Une fois le dossier ouvert dans notre plateforme, les époux échangent directement avec leurs avocats partenaires sur les questions juridiques. L’espace de suivi centralise les informations, les documents et l’avancement du dossier ; il ne remplace ni les consultations ni la médiation lorsqu’elles sont nécessaires.
Et si l’un des époux refuse tout accord ?
Un désaccord sur une modalité ne doit pas être confondu avec le refus du divorce lui-même. Si l’un des époux ne souhaite pas divorcer, le consentement mutuel n’est pas possible.
Cela ne signifie pas que l’autre conjoint sera définitivement empêché de divorcer. Selon la situation, d’autres voies de divorce peuvent être envisagées avec un avocat. Leur choix dépend des faits et des conditions propres à chaque fondement de divorce.
Notre article consacré aux solutions quand l’autre ne veut pas divorcer permet de distinguer le refus du consentement mutuel de l’impossibilité juridique de mettre fin au mariage.
Médiation familiale et divorce : choisir l’outil adapté au blocage
Un désaccord ponctuel n’impose donc pas automatiquement une procédure contentieuse. S’il provient d’une incertitude juridique, une consultation avec son avocat peut apporter le repère nécessaire. Si les positions sont différentes mais restent négociables, les échanges peuvent se poursuivre avec les conseils de chacun.
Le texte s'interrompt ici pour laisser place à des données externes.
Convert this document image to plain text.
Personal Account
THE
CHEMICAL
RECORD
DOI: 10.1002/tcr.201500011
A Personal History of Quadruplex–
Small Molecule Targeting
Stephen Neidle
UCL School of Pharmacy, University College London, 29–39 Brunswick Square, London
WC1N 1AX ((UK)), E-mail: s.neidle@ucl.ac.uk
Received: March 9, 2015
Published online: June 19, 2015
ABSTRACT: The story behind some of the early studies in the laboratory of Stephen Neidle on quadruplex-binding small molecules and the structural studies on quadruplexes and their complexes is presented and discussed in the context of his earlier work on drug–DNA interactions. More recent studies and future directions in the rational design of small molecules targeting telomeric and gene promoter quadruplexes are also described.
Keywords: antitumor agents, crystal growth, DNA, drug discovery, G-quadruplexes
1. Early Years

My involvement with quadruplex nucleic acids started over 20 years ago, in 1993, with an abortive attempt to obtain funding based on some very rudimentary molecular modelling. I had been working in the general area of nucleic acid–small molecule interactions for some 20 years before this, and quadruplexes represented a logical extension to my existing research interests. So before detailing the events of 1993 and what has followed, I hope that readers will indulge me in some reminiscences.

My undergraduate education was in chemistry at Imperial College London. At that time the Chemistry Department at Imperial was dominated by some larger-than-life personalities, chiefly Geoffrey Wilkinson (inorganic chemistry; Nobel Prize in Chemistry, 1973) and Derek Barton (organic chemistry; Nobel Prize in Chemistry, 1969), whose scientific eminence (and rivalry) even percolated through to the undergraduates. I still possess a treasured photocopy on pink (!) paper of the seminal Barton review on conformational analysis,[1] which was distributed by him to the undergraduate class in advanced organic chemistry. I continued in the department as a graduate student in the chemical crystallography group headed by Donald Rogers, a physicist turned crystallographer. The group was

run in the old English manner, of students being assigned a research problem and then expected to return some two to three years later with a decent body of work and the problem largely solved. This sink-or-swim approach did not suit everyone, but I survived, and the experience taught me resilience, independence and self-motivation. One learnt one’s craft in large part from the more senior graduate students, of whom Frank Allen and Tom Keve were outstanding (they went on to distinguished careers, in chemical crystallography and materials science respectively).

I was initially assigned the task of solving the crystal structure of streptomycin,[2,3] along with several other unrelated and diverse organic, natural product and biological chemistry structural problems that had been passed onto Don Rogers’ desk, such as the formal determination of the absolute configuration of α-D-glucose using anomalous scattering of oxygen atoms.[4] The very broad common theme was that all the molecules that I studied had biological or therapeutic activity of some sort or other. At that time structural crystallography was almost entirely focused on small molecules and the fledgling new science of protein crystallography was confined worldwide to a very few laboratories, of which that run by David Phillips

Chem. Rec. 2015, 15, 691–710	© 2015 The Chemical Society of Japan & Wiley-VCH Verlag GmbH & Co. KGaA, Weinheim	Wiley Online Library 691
Lorsque c’est le dialogue lui-même qui bloque, la médiation familiale peut fournir un cadre neutre pour rechercher une solution.
À l’inverse, lorsqu’il existe des violences, une emprise, une impossibilité de négocier librement ou un désaccord qui ne peut plus être résolu, le cadre adapté doit être examiné avec un avocat.
Le fonctionnement de WeDivorce respecte cette séparation des rôles : notre plateforme organise la mise en relation et le suivi administratif, les avocats partenaires indépendants conseillent leurs clients, et les prestations de médiation interviennent lorsqu’un travail amiable sur le désaccord reste possible.
L’objectif n’est pas d’éviter le contentieux à tout prix, mais de ne pas engager automatiquement une procédure contentieuse lorsqu’un accord peut encore être trouvé, tout en sachant identifier les situations dans lesquelles la négociation n’est plus appropriée.